Even with advances in machine learning (ML) techniques, computing power, and programming accessibility in the last five years, approaching an ML question can be a daunting process. How do you take reams of messy, unstructured, or incomplete data and turn it into something of value?
Every problem is different, but there are several key steps that are fairly constant in the ML estimation process. Following these steps won’t solve every issue that might arise, but it may help head off some common questions and problems that often arise.
1. Identify the question.
This seems overly obvious – but it’s one of the most common issues we see in the process of machine learning. Algorithms and techniques are only as accurate as the person asking the question, so spending some time formulating exactly what you want to know can save a great deal of trouble down the line.
At its core, a good ML question is specific, both substantively and technically. Generally-stated questions can be a useful starting point for thinking about a given business problem, but when building a predictive engine, both the inputs and the outputs have to be specified very clearly.
- a. General question: “How can we improve customer satisfaction?” This is a good jumping-off point to think about the problem, but it does not translate into a statistical process.
- b. ML question: “What factors are most closely associated with negative customer reviews?” From the general, we identify a specific question: what aspects of the customer experience correlate with negative reviews?
2. Identify the metric you want to estimate or predict.
Again, this is an obvious issue, but one that comes up quite often. ML models, like any other numerical process, deal in concrete values. If you want to measure customer satisfaction, what metrics do you have? Are they explicit (star rankings) or implicit (a drop-off in usage rate)? Can you get a reliable set of previous records (a ‘training set’) that can be used to fit an ML model and predict future values?
3. Identify the general statistical approach that you need to use in answering your ML question.
Say you want to identify relationships between input and output features: you might expect that people who call customer support often, or spend more time on the phone, are more likely to leave critical reviews, but you want to know the degree to which this is the case.
You might want to use a parametric model that focuses on explaining these relationships in simple terms that can be used as rule sets going forward. Alternatively, you might be interested in prediction rather than explanation: you want to reliably identify disgruntled customers and make efforts to keep them interested.

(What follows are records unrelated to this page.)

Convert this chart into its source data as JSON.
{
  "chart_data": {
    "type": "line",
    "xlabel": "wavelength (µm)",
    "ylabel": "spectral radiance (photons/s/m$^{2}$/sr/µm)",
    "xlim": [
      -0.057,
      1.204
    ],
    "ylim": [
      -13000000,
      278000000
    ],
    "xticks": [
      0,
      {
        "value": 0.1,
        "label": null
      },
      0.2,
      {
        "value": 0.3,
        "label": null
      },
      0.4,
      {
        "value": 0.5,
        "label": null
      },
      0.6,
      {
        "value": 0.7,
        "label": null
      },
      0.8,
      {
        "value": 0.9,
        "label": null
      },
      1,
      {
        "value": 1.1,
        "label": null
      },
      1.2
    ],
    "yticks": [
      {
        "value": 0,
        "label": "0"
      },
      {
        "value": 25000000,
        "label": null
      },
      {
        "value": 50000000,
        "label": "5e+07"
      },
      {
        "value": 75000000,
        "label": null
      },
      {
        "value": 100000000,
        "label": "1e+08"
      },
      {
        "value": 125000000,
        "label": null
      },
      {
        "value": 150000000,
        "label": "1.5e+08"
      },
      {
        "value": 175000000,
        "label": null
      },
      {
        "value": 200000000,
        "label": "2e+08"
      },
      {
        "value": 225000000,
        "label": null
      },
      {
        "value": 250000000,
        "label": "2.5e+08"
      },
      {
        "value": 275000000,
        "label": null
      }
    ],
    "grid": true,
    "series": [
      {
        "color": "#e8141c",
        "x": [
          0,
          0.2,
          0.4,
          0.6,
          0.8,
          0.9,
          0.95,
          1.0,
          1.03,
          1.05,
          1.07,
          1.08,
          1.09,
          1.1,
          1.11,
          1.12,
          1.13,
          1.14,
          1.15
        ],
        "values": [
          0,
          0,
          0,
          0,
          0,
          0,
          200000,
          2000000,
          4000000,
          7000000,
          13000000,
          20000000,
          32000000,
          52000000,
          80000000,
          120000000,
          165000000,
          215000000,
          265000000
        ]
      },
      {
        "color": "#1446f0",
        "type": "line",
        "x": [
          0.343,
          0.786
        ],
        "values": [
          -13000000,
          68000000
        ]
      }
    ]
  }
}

Here, you might want to use a more ‘black-box’ ML model that allows for very complex interdependencies between inputs and outputs in an effort to maximize predictive accuracy at the expense of simplicity.
4. Identify what needs to be done to prepare the input data for analysis.
ML techniques are statistical engines, and as such, they need to work with numbers. If you have significant data stored in ‘messier’ formats such as email records, call logs, security footage, and so on, then these data will need to be converted into a tabular, numeric format.
You might also have issues with missing or mis-coded data: these problems need to be identified and solved as well. This can take significant time and effort – in our experience, expect to spend 80-90% of project time cleaning, munging, and pre-processing data to ready it for analysis.
5. Identify the algorithm and computing platform you plan on using in answering your ML question.
Interestingly, the choice of algorithm is often less crucial than it might seem. There are dozens or hundreds of algorithms that may prove useful in answering your ML question, but nine times out of ten, this question devolves into questions of availability and logistics. Availability deals with how easy it is to put a ML model into production.
What coding platform do your data scientists use? Are there readily-available ML packages or libraries that they can access to accomplish this task? If there are, use them! Logistical issues are often a more salient issue when building an ML system. Is the data set small enough that everything can be run on a laptop? Is it large enough to necessitate distributed computing methods like Hadoop? Identifying logistical issues early on can save both time and money.
This is a lot of work summarized in five deceptively simple steps. However, tackling an ML solution in this rough order is, in our opinion, a good conceptual foundation. Clearly identifying the problem and the metric you want to estimate helps eliminate uncertainty or miscommunication between the data science team and other members of the organization.
Setting up an appropriate statistical method, supported by adequate programming and computation infrastructure will help answer this question clearly and quickly, with a minimum of technical and logistical issues.
Identifying the pre-processing jobs will help set up a realistic timeline to completion, and maximize the leverage your ML approach can get when dealing with various data sources. The last step in this process is the easiest: start the algorithm running, cross your fingers, and hope for the best!